Allows employees to book rooms at hotels.
public class BookingService {
// Collaborators (?)
<?> book(<?> employeeId, <?> hotelId, <?> roomType, Date checkIn, Date checkOut);
}
Rules
- Check out date must be at least one day after the check in date.
- Validate if the hotel exists and room type is provided by the hotel
- Verify if booking is allowed according to the booking policies defined, if any. See Booking Policy Service for more details.
- Booking should only be allowed if there is at least one room type available during the whole booking period.
- Keep track of all bookings. E.g. If hotel has 5 standard rooms, we should have no more than 5 bookings in the same day.
- Hotel rooms can be booked many times as long as there are no conflicts with the dates.
- Return booking confirmation to the employee or error otherwise (exceptions can also be used).
- Outside-In TDD should be used.
- Starting from acceptance tests, one at a time.
- Define your acceptance tests as small vertical slices, involving at least two services.
- Once a failing acceptance test is compiling and failing for the right reasons (services are not implemented), start unit testing the services, one public method at a time.

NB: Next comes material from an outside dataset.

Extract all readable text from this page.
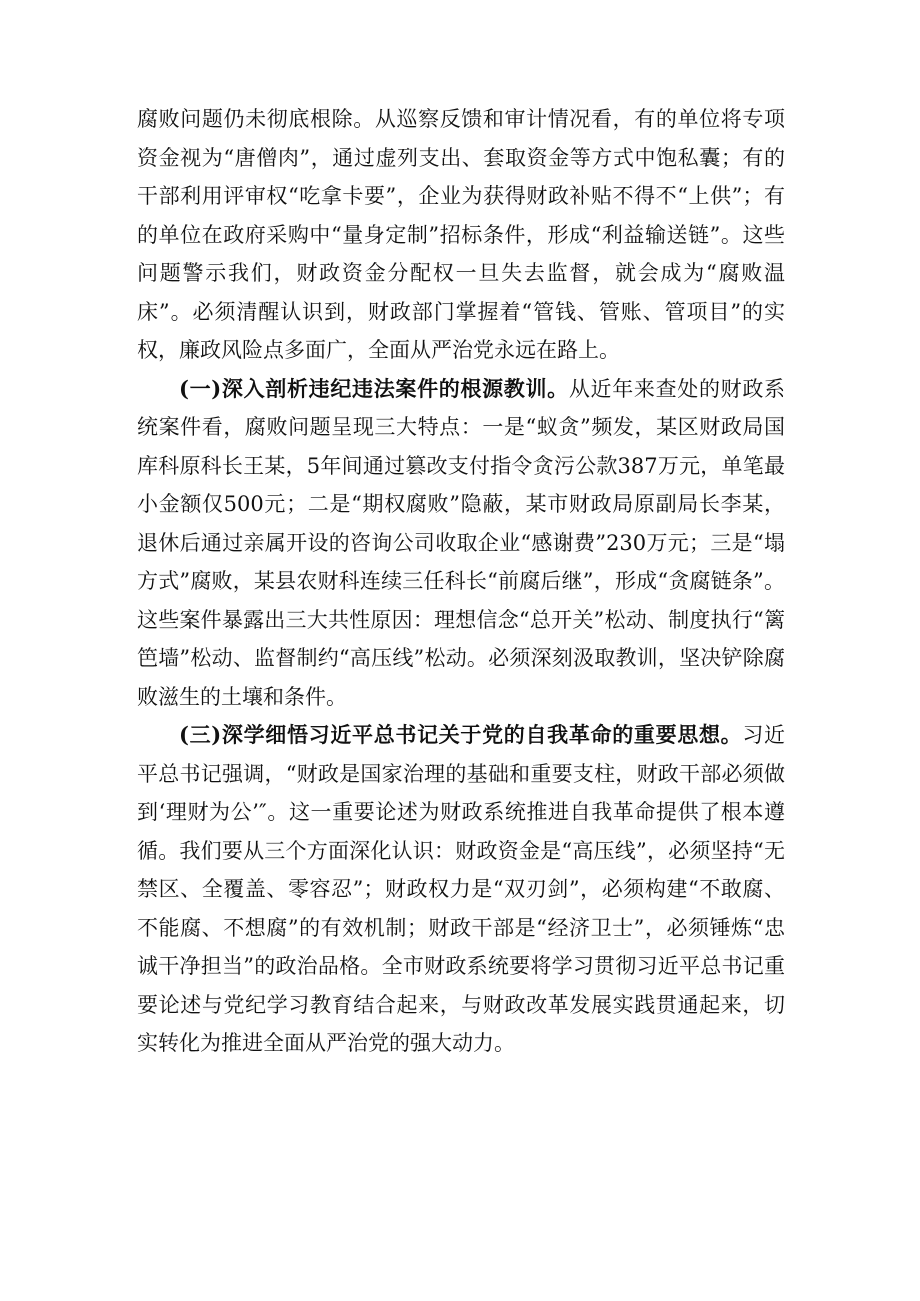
腐败问题仍未彻底根除。从巡察反馈和审计情况看，有的单位将专项资金视为“唐僧肉”，通过虚列支出、套取资金等方式中饱私囊；有的干部利用评审权“吃拿卡要”，企业为获得财政补贴不得不“上供”；有的单位在政府采购中“量身定制”招标条件，形成“利益输送链”。这些问题警示我们，财政资金分配权一旦失去监督，就会成为“腐败温床”。必须清醒认识到，财政部门掌握着“管钱、管账、管项目”的实权，廉政风险点多面广，全面从严治党永远在路上。

(一)深入剖析违纪违法案件的根源教训。从近年来查处的财政系统案件看，腐败问题呈现三大特点：一是“蚁贪”频发，某区财政局国库科原科长王某，5年间通过篡改支付指令贪污公款387万元，单笔最小金额仅500元；二是“期权腐败”隐蔽，某市财政局原副局长李某，退休后通过亲属开设的咨询公司收取企业“感谢费”230万元；三是“塌方式”腐败，某县农财科连续三任科长“前腐后继”，形成“贪腐链条”。这些案件暴露出三大共性原因：理想信念“总开关”松动、制度执行“篱笆墙”松动、监督制约“高压线”松动。必须深刻汲取教训，坚决铲除腐败滋生的土壤和条件。

(三)深学细悟习近平总书记关于党的自我革命的重要思想。习近平总书记强调，“财政是国家治理的基础和重要支柱，财政干部必须做到‘理财为公’″。这一重要论述为财政系统推进自我革命提供了根本遵循。我们要从三个方面深化认识：财政资金是“高压线”，必须坚持“无禁区、全覆盖、零容忍”；财政权力是“双刃剑”，必须构建“不敢腐、不能腐、不想腐”的有效机制；财政干部是“经济卫士”，必须锤炼“忠诚干净担当”的政治品格。全市财政系统要将学习贯彻习近平总书记重要论述与党纪学习教育结合起来，与财政改革发展实践贯通起来，切实转化为推进全面从严治党的强大动力。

- The public interface of the services cannot be changed, except their constructors in order to inject collaborators.
<?>
can be replaced with whichever type or primitive you prefer.- Services should not have circular dependencies, that means if service A uses B, service B cannot use service A.
- Services should not have any state.
- Persistent data should be stored in a (in-memory) repository.

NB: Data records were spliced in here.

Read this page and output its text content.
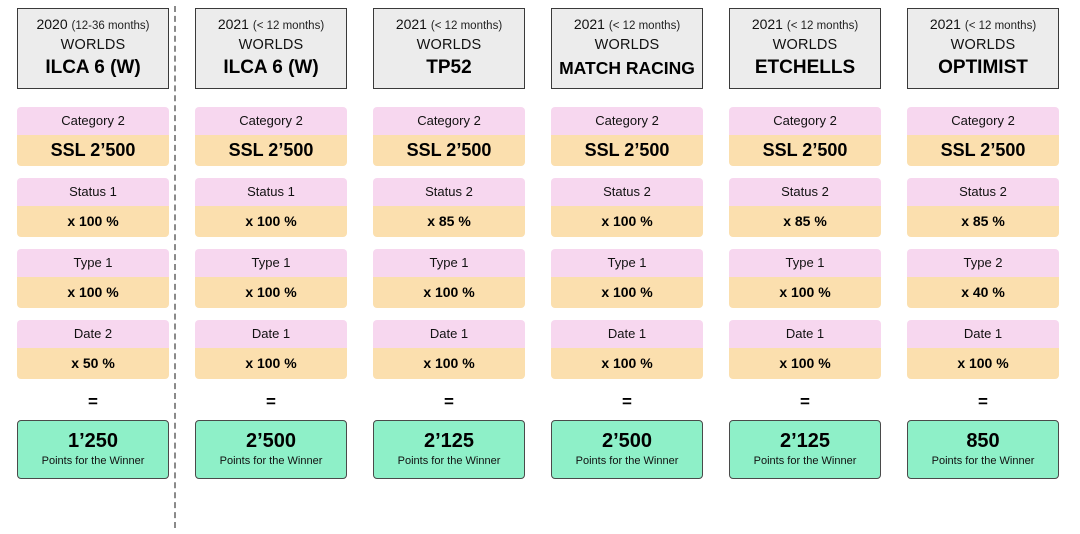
2020 (12-36 months)
WORLDS
ILCA 6 (W)
Category 2
SSL 2’500
Status 1
x 100 %
Type 1
x 100 %
Date 2
x 50 %
=
1’250
Points for the Winner
2021 (< 12 months)
WORLDS
ILCA 6 (W)
Category 2
SSL 2’500
Status 1
x 100 %
Type 1
x 100 %
Date 1
x 100 %
=
2’500
Points for the Winner
2021 (< 12 months)
WORLDS
TP52
Category 2
SSL 2’500
Status 2
x 85 %
Type 1
x 100 %
Date 1
x 100 %
=
2’125
Points for the Winner
2021 (< 12 months)
WORLDS
MATCH RACING
Category 2
SSL 2’500
Status 2
x 100 %
Type 1
x 100 %
Date 1
x 100 %
=
2’500
Points for the Winner
2021 (< 12 months)
WORLDS
ETCHELLS
Category 2
SSL 2’500
Status 2
x 85 %
Type 1
x 100 %
Date 1
x 100 %
=
2’125
Points for the Winner
2021 (< 12 months)
WORLDS
OPTIMIST
Category 2
SSL 2’500
Status 2
x 85 %
Type 2
x 40 %
Date 1
x 100 %
=
850
Points for the Winner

- Create a good package structure, respecting the different users and areas of the application.
Bellow are a few variations of this kata that you can mix and match.
1. Defined Services, Undefined interfaces
In this variation you still need to use the 4 services defined above, but are totally free to create whichever methods you like in each one of the services.

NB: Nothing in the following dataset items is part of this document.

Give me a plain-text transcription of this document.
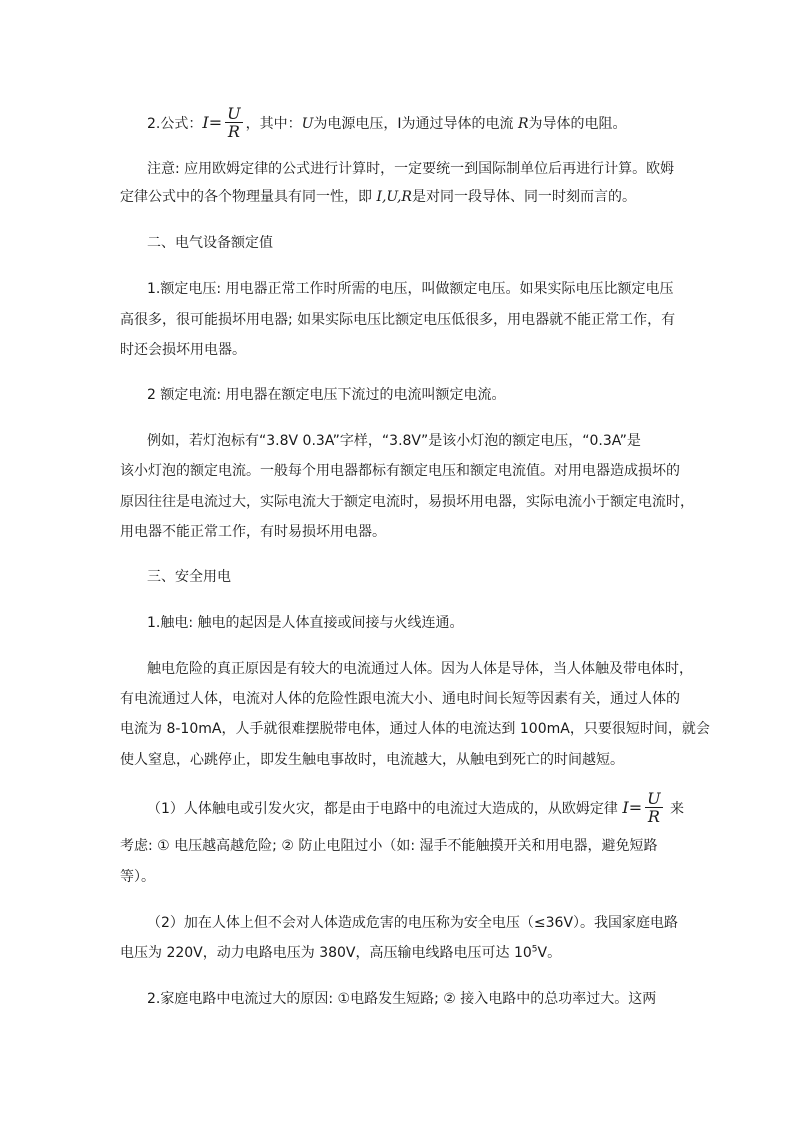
2.公式：$I= \frac{U}{R}$ ，其中：U为电源电压，I为通过导体的电流 R为导体的电阻。
注意: 应用欧姆定律的公式进行计算时，一定要统一到国际制单位后再进行计算。欧姆
定律公式中的各个物理量具有同一性，即 I,U,R是对同一段导体、同一时刻而言的。
二、电气设备额定值
1.额定电压: 用电器正常工作时所需的电压，叫做额定电压。如果实际电压比额定电压
高很多，很可能损坏用电器; 如果实际电压比额定电压低很多，用电器就不能正常工作，有
时还会损坏用电器。
2 额定电流: 用电器在额定电压下流过的电流叫额定电流。
例如，若灯泡标有“3.8V 0.3A”字样，“3.8V”是该小灯泡的额定电压，“0.3A”是
该小灯泡的额定电流。一般每个用电器都标有额定电压和额定电流值。对用电器造成损坏的
原因往往是电流过大，实际电流大于额定电流时，易损坏用电器，实际电流小于额定电流时，
用电器不能正常工作，有时易损坏用电器。
三、安全用电
1.触电: 触电的起因是人体直接或间接与火线连通。
触电危险的真正原因是有较大的电流通过人体。因为人体是导体，当人体触及带电体时，
有电流通过人体，电流对人体的危险性跟电流大小、通电时间长短等因素有关，通过人体的
电流为 8-10mA，人手就很难摆脱带电体，通过人体的电流达到 100mA，只要很短时间，就会
使人窒息，心跳停止，即发生触电事故时，电流越大，从触电到死亡的时间越短。
（1）人体触电或引发火灾，都是由于电路中的电流过大造成的，从欧姆定律 $I= \frac{U}{R}$ 来
考虑: ① 电压越高越危险; ② 防止电阻过小（如: 湿手不能触摸开关和用电器，避免短路
等）。
（2）加在人体上但不会对人体造成危害的电压称为安全电压（≤36V）。我国家庭电路
电压为 220V，动力电路电压为 380V，高压输电线路电压可达 $10^5V$。
2.家庭电路中电流过大的原因: ①电路发生短路; ② 接入电路中的总功率过大。这两
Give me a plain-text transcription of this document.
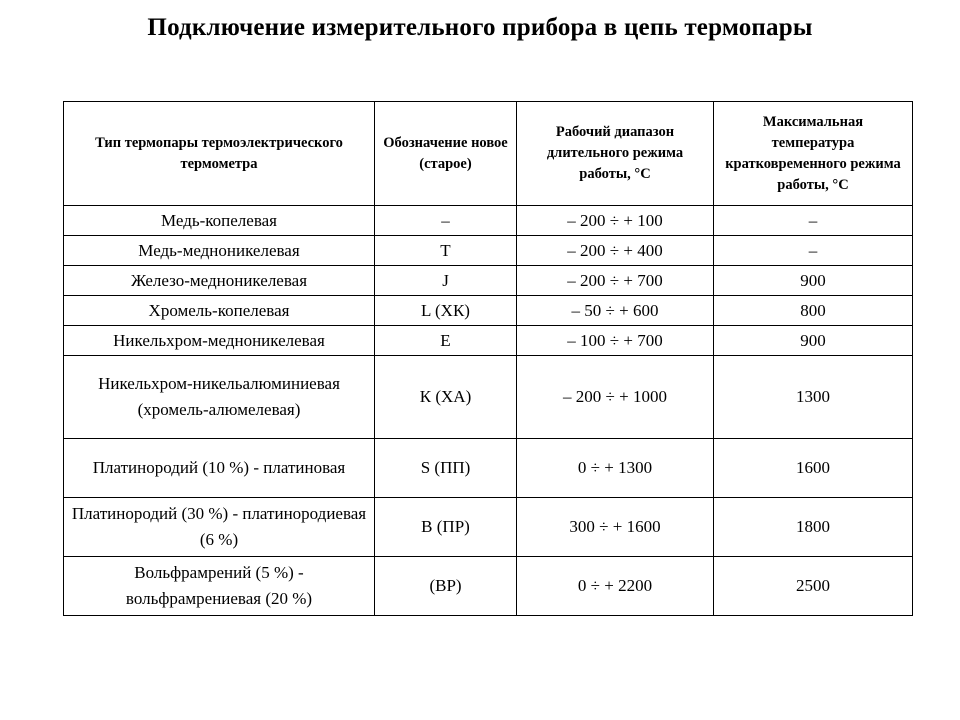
Подключение измерительного прибора в цепь термопары
Тип термопары термоэлектрического термометра	Обозначение новое (старое)	Рабочий диапазон длительного режима работы, °С	Максимальная температура кратковременного режима работы, °С
Медь-копелевая	–	– 200 ÷ + 100	–
Медь-медноникелевая	Т	– 200 ÷ + 400	–
Железо-медноникелевая	J	– 200 ÷ + 700	900
Хромель-копелевая	L (ХК)	– 50 ÷ + 600	800
Никельхром-медноникелевая	Е	– 100 ÷ + 700	900
Никельхром-никельалюминиевая (хромель-алюмелевая)	К (ХА)	– 200 ÷ + 1000	1300
Платинородий (10 %) - платиновая	S (ПП)	0 ÷ + 1300	1600
Платинородий (30 %) - платинородиевая (6 %)	В (ПР)	300 ÷ + 1600	1800
Вольфрамрений (5 %) - вольфрамрениевая (20 %)	(ВР)	0 ÷ + 2200	2500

2. Undefined initial design (Advanced)
In this variation, all the business requirements for the 3 different of actors remain the same, but you are free to design the way you like. No need to stick to the 3 services.
3. Hotel booking policies
In the original requirements, only room type is taken into account. In this variation, we can also assign which hotels are allowed by each company or for each employee. E.g. A company may allow bookings for standard rooms and junior suites for hotel "1" and but only allow standard room for hotel "2". Same for employee policies.
4. Over booking policy
Some hotels may allow a small percentage of overbooking. E.g. 5% or 10%.
5. Strict component boundaries
In this variation, each service represents the public interface of a business component. All the internals should not be accessible by any other service. Components can only interact via their public interface. E.g. Service A can talk to Service B, but not with Repository B.
6. Sequence Diagram Only
In this variation, you don't need to write any test or code. You should only create a sequence diagram at code level (collaborators, methods, parameters, return types, data structures, etc) representing the detailed solution. The sequence diagram should represent the interaction of the 3 actors with the services and the internals of each service, including their collaboration with other services and internal collaborators.